セグメントの業績は、次のとおりであります。
(建設事業)建設事業における工事につきましては、高規格道路におけるガードレール及びワイヤーロープ式防護柵、道路標識等の交通安全施設関連大型工事が順次完成したことにより、完成工事高は前年同四半期を上回りました。また、建設工事関連資材の販売につきましては、防災・減災のための土木資材及び工事用道路建設のための盛土資材の販売が好調に推移したことにより、前年同四半期を上回りました以上の結果、建設事業の売上高は118億60百万円(前年同四半期比4.7%増、5億36百万円増)、セグメント利益は13億10百万円(同8.3%増、99百万円増)となりました。

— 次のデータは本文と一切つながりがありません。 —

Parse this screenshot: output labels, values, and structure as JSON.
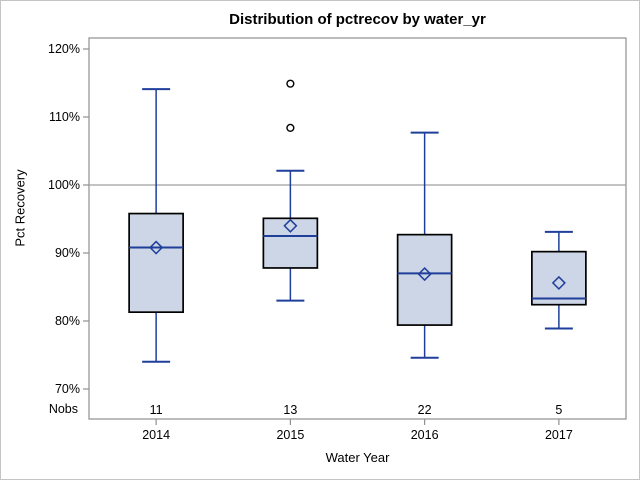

(防災安全事業)防災安全事業の業績につきましては、労働安全衛生法の改正に伴う安全衛生保護具の販売が一巡したこと、また、防災資機材及び感染症対策用品は官公庁からの発注量が減少したことにより、前年同四半期を下回りました。以上の結果、防災安全事業の売上高は15億67百万円(前年同四半期比4.6%減、76百万円減)、セグメント利益は1億7百万円(同18.7%減、24百万円減)となりました。

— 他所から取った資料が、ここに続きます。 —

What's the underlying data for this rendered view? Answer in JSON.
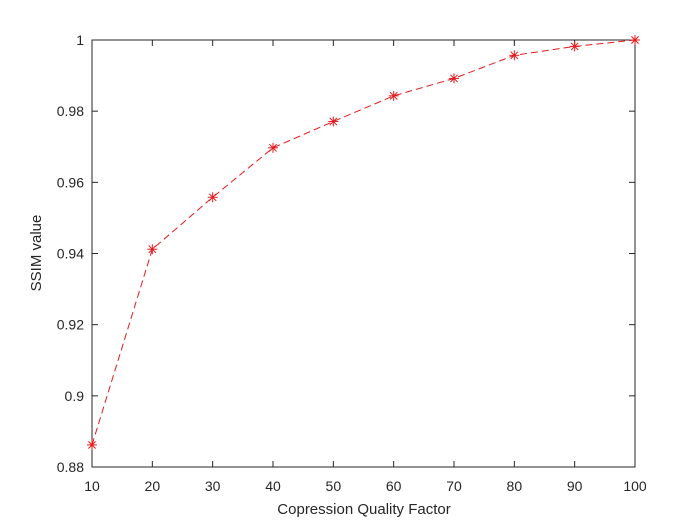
{
  "chart_data": {
    "type": "line",
    "title": "",
    "xlabel": "Copression Quality Factor",
    "ylabel": "SSIM value",
    "xlim": [
      10,
      100
    ],
    "ylim": [
      0.88,
      1
    ],
    "x_ticks": [
      10,
      20,
      30,
      40,
      50,
      60,
      70,
      80,
      90,
      100
    ],
    "x_tick_labels": [
      "10",
      "20",
      "30",
      "40",
      "50",
      "60",
      "70",
      "80",
      "90",
      "100"
    ],
    "y_ticks": [
      0.88,
      0.9,
      0.92,
      0.94,
      0.96,
      0.98,
      1
    ],
    "y_tick_labels": [
      "0.88",
      "0.9",
      "0.92",
      "0.94",
      "0.96",
      "0.98",
      "1"
    ],
    "grid": false,
    "legend": "none",
    "series": [
      {
        "x": [
          10,
          20,
          30,
          40,
          50,
          60,
          70,
          80,
          90,
          100
        ],
        "values": [
          0.8862,
          0.9412,
          0.9558,
          0.9697,
          0.9771,
          0.9843,
          0.9892,
          0.9957,
          0.9982,
          1.0
        ],
        "color": "#e41a1c",
        "line_style": "dashed",
        "marker": "asterisk"
      }
    ]
  }
}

(化学品事業)化学品事業につきましては、タイヤの製造過程で使用されるゴム加硫剤(不溶性硫黄)の販売は、不溶性硫黄事業について2022年12月1日付にて会社分割による事業譲渡を実施したことにより、前年同四半期を下回りました。なお、当社オリジナル製品である環境型自然土防草舗装材(製品名:雑草アタック)の販売は、上記事業譲渡に伴い、第2四半期連結会計期間より建設事業に移管いたしました。以上の結果、化学品事業の売上高は74百万円(前年同四半期比76.4%減、2億41百万円減)、セグメント利益は9百万円(同62.3%減、15百万円減)となりました。

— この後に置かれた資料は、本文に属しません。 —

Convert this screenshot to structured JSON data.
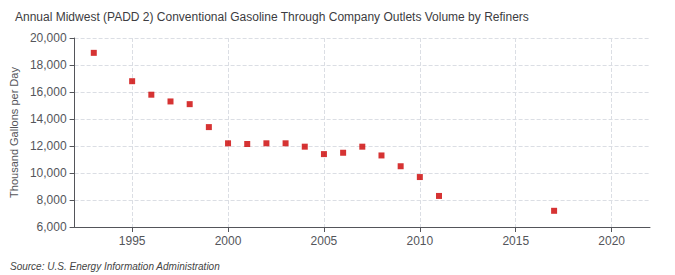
{
  "chart_data": {
    "type": "scatter",
    "title": "Annual Midwest (PADD 2) Conventional Gasoline Through Company Outlets Volume by Refiners",
    "ylabel": "Thousand Gallons per Day",
    "source": "Source: U.S. Energy Information Administration",
    "x": [
      1993,
      1995,
      1996,
      1997,
      1998,
      1999,
      2000,
      2001,
      2002,
      2003,
      2004,
      2005,
      2006,
      2007,
      2008,
      2009,
      2010,
      2011,
      2017
    ],
    "values": [
      18900,
      16800,
      15800,
      15300,
      15100,
      13400,
      12200,
      12150,
      12200,
      12200,
      11950,
      11400,
      11500,
      11950,
      11300,
      10500,
      9700,
      8300,
      7200
    ],
    "color": "#cc0000",
    "marker": "square",
    "xlim": [
      1992,
      2022
    ],
    "xticks": [
      1995,
      2000,
      2005,
      2010,
      2015,
      2020
    ],
    "ylim": [
      6000,
      20000
    ],
    "yticks": [
      {
        "value": 6000,
        "label": "6,000"
      },
      {
        "value": 8000,
        "label": "8,000"
      },
      {
        "value": 10000,
        "label": "10,000"
      },
      {
        "value": 12000,
        "label": "12,000"
      },
      {
        "value": 14000,
        "label": "14,000"
      },
      {
        "value": 16000,
        "label": "16,000"
      },
      {
        "value": 18000,
        "label": "18,000"
      },
      {
        "value": 20000,
        "label": "20,000"
      }
    ],
    "grid": true
  }
}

(2) 財政状態の分析当第3四半期連結会計期間末の総資産は、139億5百万円(前連結会計年度末比6.1%増、8億1百万円増)となりました。資産につきましては、流動資産が105億35百万円(同15.9%増、14億46百万円増)となりました。その主な要因は、当社グループの通常の売上形態として売上高が第2四半期連結会計期間に集中し、第3四半期連結会計期間ではその売上債権の回収が進むために、現金及び預金が8億4百万円増加したことによるものであります。固定資産につきましては、33億70百万円(同16.1%減、6億45百万円減)となりました。その主な要因は、化学品事業における不溶性硫黄事業の事業譲渡に伴って固定資産が移転したこと等により有形固定資産が4億13百万円減少したことに加え、のれんの償却等により無形固定資産が1億8百万円減少したことによるものであります。負債につきましては、53億15百万円(同3.5%増、1億79百万円増)となりました。その主な要因は、第2四半期連結会計期間に売上が集中することから第3四半期連結会計期間では手形による仕入債務の支払いが多くなるために、支払手形・工事未払金等が3億91百万円増加したことによるものであります。純資産につきましては、85億90百万円(同7.8%増、6億21百万円増)となりました。その主な要因は、親会社株主に帰属する四半期純利益を7億25百万円計上したことによるものであります。
(3) 事業上及び財務上の対処すべき課題当第3四半期連結累計期間において、当社グループの事業上及び財務上の対処すべき課題に重要な変更及び新たに生じた課題はありません。
(4) 研究開発活動該当事項はありません。